The start and end positions are determined by argmax of the start and end highway maxout networks (HMN) respectively. Maxout networks and highway networks have shown strong empirical performance with deep architectures. The start and end HMN are different networks that have the same architecture but different weights. Here is a bit of review on maxout and highway networks.
- You can think of the maxout network as a robust nonlinearity but we pay the penalty of having twice the number of weights as we would have with a ReLU. And with the highway connection, we are able to selectively control the information flow and we are able to establish connections from the output of the first maxout layer to the last maxout layer. This gives us great flexibility on the information flow.
- The loss is the cumulative cross entropy of the start and end locations across ALL iterations. You can choose to stop iterating once the start and end locations stop changing or set a max amount (4 in this paper).
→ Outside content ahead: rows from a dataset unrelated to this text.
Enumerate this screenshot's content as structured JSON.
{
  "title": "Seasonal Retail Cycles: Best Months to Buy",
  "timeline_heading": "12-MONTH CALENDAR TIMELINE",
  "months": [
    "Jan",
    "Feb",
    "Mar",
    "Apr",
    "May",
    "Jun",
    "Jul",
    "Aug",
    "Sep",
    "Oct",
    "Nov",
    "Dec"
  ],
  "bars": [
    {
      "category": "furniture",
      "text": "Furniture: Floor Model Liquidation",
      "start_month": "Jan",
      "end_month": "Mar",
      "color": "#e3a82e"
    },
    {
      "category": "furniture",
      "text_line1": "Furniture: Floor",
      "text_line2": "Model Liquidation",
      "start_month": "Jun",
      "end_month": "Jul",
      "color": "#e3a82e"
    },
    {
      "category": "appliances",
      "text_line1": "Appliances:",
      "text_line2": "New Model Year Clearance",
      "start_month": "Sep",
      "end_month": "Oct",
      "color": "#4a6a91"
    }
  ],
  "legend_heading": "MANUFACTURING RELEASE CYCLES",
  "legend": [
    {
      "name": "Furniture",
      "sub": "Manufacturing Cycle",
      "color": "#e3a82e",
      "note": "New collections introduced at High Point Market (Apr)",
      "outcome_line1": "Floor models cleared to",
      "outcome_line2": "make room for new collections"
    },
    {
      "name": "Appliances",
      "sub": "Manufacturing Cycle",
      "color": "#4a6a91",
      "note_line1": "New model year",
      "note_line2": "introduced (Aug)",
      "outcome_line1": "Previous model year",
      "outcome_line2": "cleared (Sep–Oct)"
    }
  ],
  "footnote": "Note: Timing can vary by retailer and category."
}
- Section 4.1: Preprocessed corpus using tokenizer from Stanford CoreNLP. Used GloVe word embeddings (trained on 840B Common Crawl corpus). Out of vocabulary word embeddings were set to zero. Word embeddings were FIXED as further training resulted in overfitting.
- Max sequence (document) length was 600 (words) with a hidden state size of 200 for all recurrent, maxout and linear layers.
- Max number of iterations for dynamic decoder is 4 and maxout pool size of 16. Dropout was used in network during training and ADAM optimizer was used.
- NOTE: Could also just used a simple 2layer MLP instead of HMN for very similar performance…
- Currently number 3 (was number 1) on the Stanford Question Answering dataset (SQuAD).
- Some of the more complex questions required all 4 iterative dynamic pointing decoder passes in order to come up with the correct answer span.
- Salesforce has been using Chainer in this paper and in the recent papers (QuaiRNN, etc.). They must have been using it for a while (for GPU related advantages which Tensorflow didn’t have until very recently). Luckily Chainer code is very easy to understand if you know Tensorflow.